You might want to go and lie down now.
Metheny concluded by swearing to deliver a beat-down on Kenny G if he saw him again. "Everything I said here is exactly the same as what I would say to Gorelick [Kenny's real last name - Ed.] if I ever saw him in person. And if I ever DO see him anywhere, at any function - he WILL get a piece of my mind and (maybe a guitar wrapped around his head.)" The punctuation is all Metheny's own.
VH1.com asks that Pat not waste a perfectly good guitar on G. And we also warn him that sometimes threatening to physically deal with a musician doesn't always pan out in practice, as we discovered when we once passed Dave Stewart on the street.

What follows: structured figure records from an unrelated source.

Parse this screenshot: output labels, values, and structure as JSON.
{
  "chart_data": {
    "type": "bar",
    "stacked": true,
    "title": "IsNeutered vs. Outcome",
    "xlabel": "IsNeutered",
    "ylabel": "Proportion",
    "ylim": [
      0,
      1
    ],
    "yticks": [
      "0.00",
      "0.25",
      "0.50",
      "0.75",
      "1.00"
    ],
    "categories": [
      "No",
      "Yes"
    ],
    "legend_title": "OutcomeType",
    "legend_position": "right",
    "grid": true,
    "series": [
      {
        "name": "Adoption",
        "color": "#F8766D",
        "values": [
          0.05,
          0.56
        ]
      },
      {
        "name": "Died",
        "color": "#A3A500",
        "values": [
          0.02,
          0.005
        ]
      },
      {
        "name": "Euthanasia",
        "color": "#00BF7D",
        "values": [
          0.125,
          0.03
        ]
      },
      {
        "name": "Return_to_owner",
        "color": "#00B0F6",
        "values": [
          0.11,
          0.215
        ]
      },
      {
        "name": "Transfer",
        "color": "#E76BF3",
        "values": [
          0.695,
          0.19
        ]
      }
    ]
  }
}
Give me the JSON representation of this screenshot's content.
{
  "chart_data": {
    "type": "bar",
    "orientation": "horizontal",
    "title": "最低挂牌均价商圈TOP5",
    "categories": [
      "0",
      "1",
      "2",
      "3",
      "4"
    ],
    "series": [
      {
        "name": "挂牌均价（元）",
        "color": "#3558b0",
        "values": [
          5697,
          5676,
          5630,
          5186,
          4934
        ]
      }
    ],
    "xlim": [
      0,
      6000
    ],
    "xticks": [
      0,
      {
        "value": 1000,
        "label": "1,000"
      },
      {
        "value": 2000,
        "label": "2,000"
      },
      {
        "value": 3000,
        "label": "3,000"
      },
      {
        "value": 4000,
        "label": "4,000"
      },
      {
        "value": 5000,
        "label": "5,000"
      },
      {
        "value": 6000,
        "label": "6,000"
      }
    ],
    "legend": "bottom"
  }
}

Although Metheny even went so far as to demand a boycott of Kenny G, he seemed to have cooled down over the weekend. As message boards at his Web site spilled over with debate at his remarks, he admitted, "I underestimated the impact/interest that a negative public comment, even on an obscure corner of the Web, can manifest."
During his career, Metheny has won 13 Grammy Awards for his instrumental performances and compositions like 1990's "Change of Heart." Kenny G, on the other hand, has only a single Grammy on his mantelpiece. He won Best Instrumental Composition in 1993 for "Forever in Love." He shouldn't be too worried, though. G's 1999 release Faith was one of the holiday season's best-selling albums.